Unlike the bank in that case, this one was affirmatively prohibited by the inescapable edict of the Constitution, and the issuance and delivery of a charter for it, notwithstanding, amounted to nothing more than a dead letter by the express terms of the statute cited supra; so that it neither had the power to exist nor to issue the stock declared upon in this suit, and creditors dealing with it were chargeable with knowledge of such impotency.
This lack of power to exist flowed also from the direct contravention of another declared policy of the state anent the *Page 279 incorporation of banks under its authority, R.S. art. 376, reciting, "the name or title designating such business shall not be the name of any corporation heretofore incorporated in this State for similar purposes, or any imitation of such name," in that the name of this institution was precisely that of the old bank that had so become defunct on March 22d of 1926 — there being further no provision, either constitutional or statutory, authorizing the renewal or extension of the expired charter of a state bank.
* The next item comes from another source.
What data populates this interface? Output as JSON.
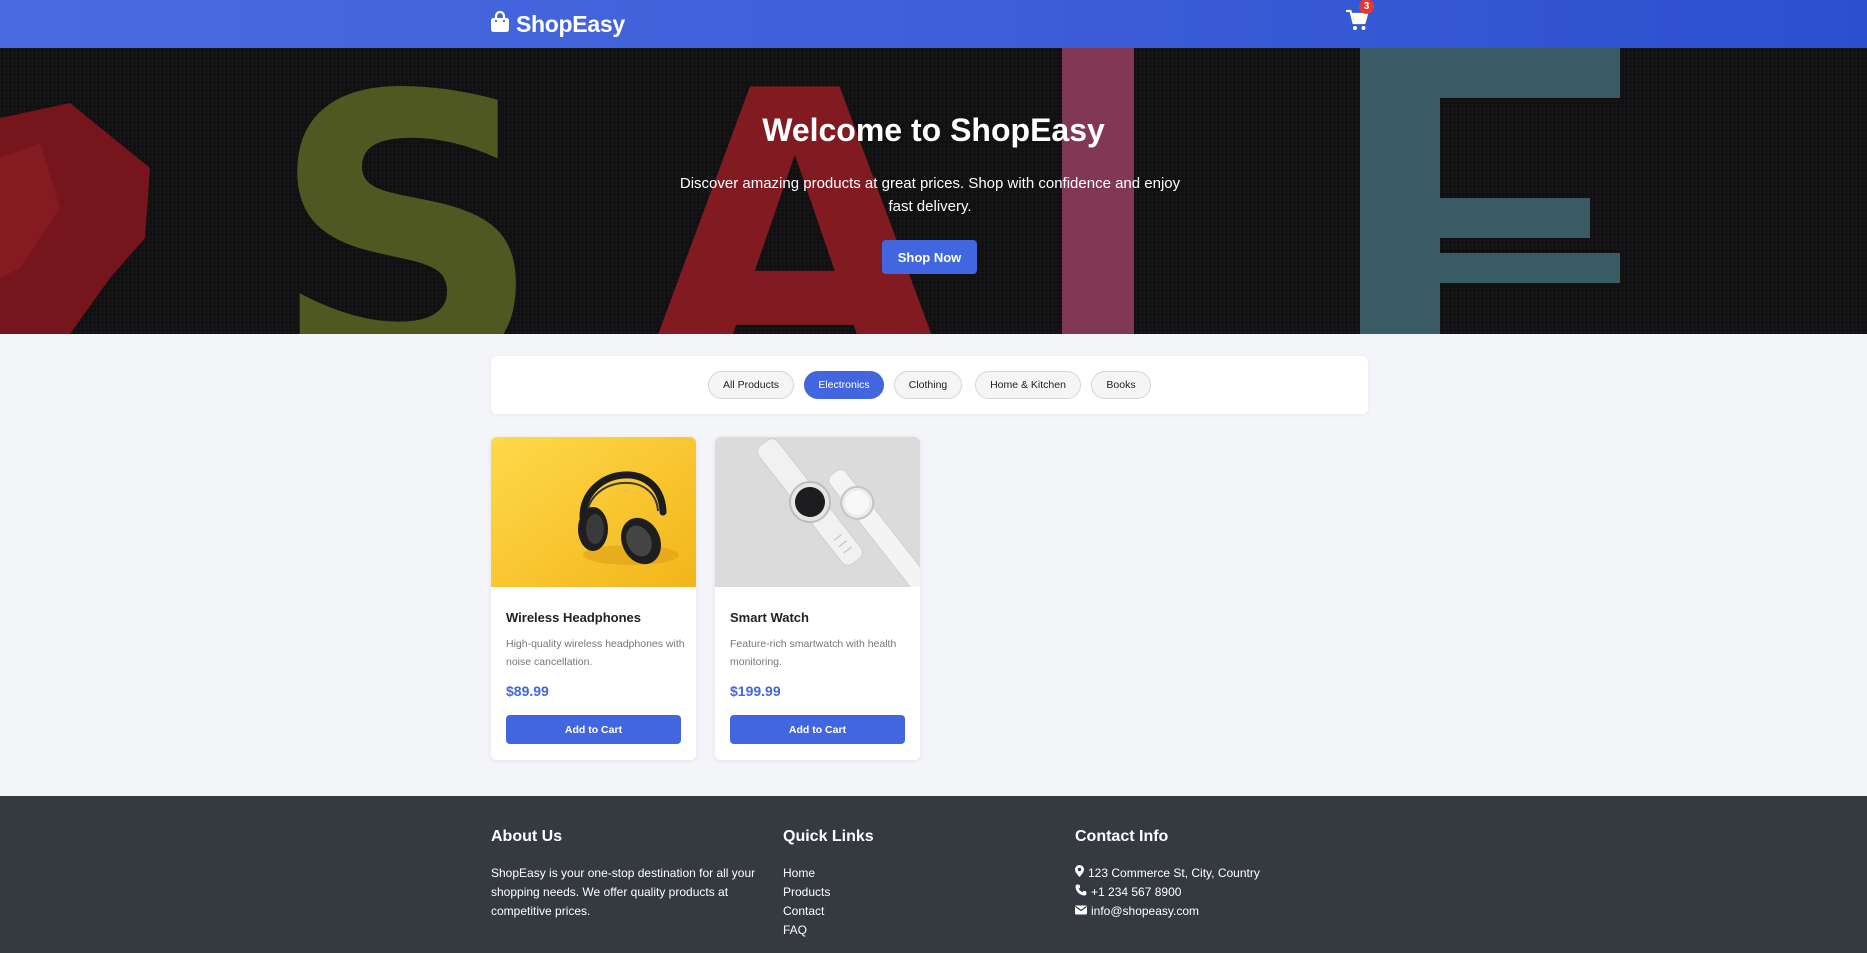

As before indicated, there is also no lack of supporting evidence for the court's copied findings 14 to 20, inclusive, whereby it is declared that appellee never became a stockholder in the new institution, hence was not liable for the assessment sued for; the appellee himself testified substantially to all that is thus found, was corroborated in material respects, and no contradiction appears; he never paid anything for such stock, neither intended nor was expected to, and did not even retain the purported certificate for it that was so furnished him, having in a short time returned that to Mr. Welhausen, who had arranged to place it in his name on the condition and for the purpose stated in the findings referred to, on the assurance from the latter at the time that "that will clear you all right" from any liability or obligation whatever; wherefore, under the undisputed evidence here, the stock in this instance so conditionally "donated" or furnished to the appellee by Mr. Welhausen was either stock in the old defunct bank, as the face of the certificate ran, which is not sued upon, or it constituted a portion of the capital of the newly designated institution — a fictitious and nonexistent entity; Furr v. Chapman, supra; Chapman v. Thomas (Tex.Civ.App.)
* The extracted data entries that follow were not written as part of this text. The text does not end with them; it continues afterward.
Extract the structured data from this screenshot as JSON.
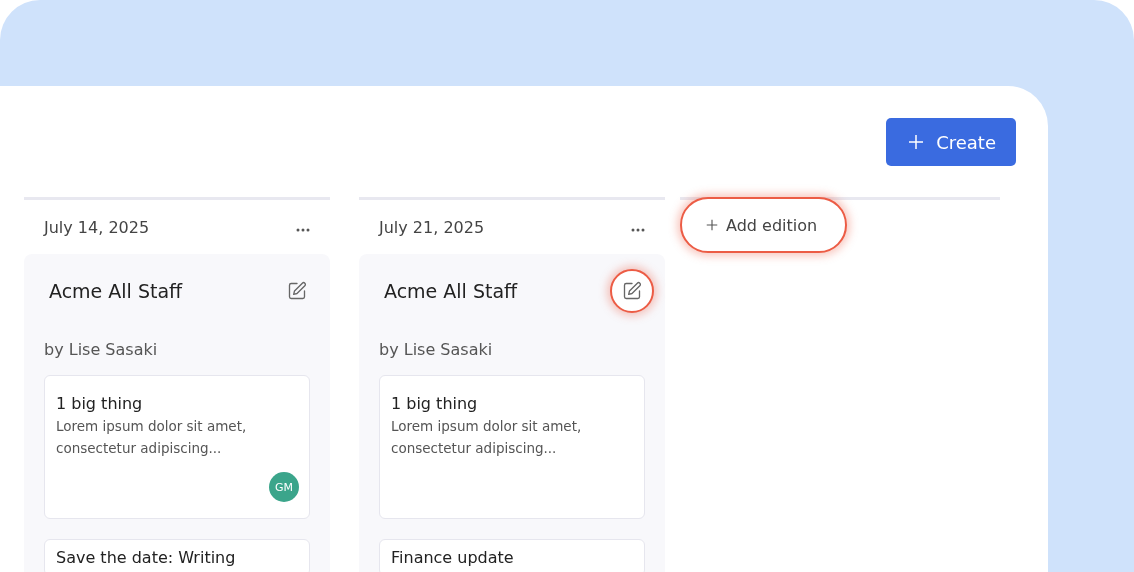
{
  "toolbar": {
    "create_button": {
      "label": "Create"
    }
  },
  "editions": [
    {
      "date": "July 14, 2025",
      "title": "Acme All Staff",
      "byline": "by Lise Sasaki",
      "edit_highlighted": false,
      "items": [
        {
          "title": "1 big thing",
          "excerpt": "Lorem ipsum dolor sit amet, consectetur adipiscing...",
          "assignee": "GM",
          "color": "#3ba58b"
        },
        {
          "title": "Save the date: Writing"
        }
      ]
    },
    {
      "date": "July 21, 2025",
      "title": "Acme All Staff",
      "byline": "by Lise Sasaki",
      "edit_highlighted": true,
      "items": [
        {
          "title": "1 big thing",
          "excerpt": "Lorem ipsum dolor sit amet, consectetur adipiscing..."
        },
        {
          "title": "Finance update"
        }
      ]
    }
  ],
  "add_edition": {
    "label": "Add edition",
    "highlighted": true
  }
}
In such circumstances, the claim for estoppel against the appellee to deny that he was a stockholder in the institution so officially declared to be insolvent on September 5th of 1928, is equally futile; Furr v. Chapman (Tex.Com.App.) 286 S.W. 171; 7 R.C.L. 389; Union Saving Association v. Seligman,
These conclusions determine the merits of the appeal, and require an affirmance of the judgment entered below; it will be so ordered.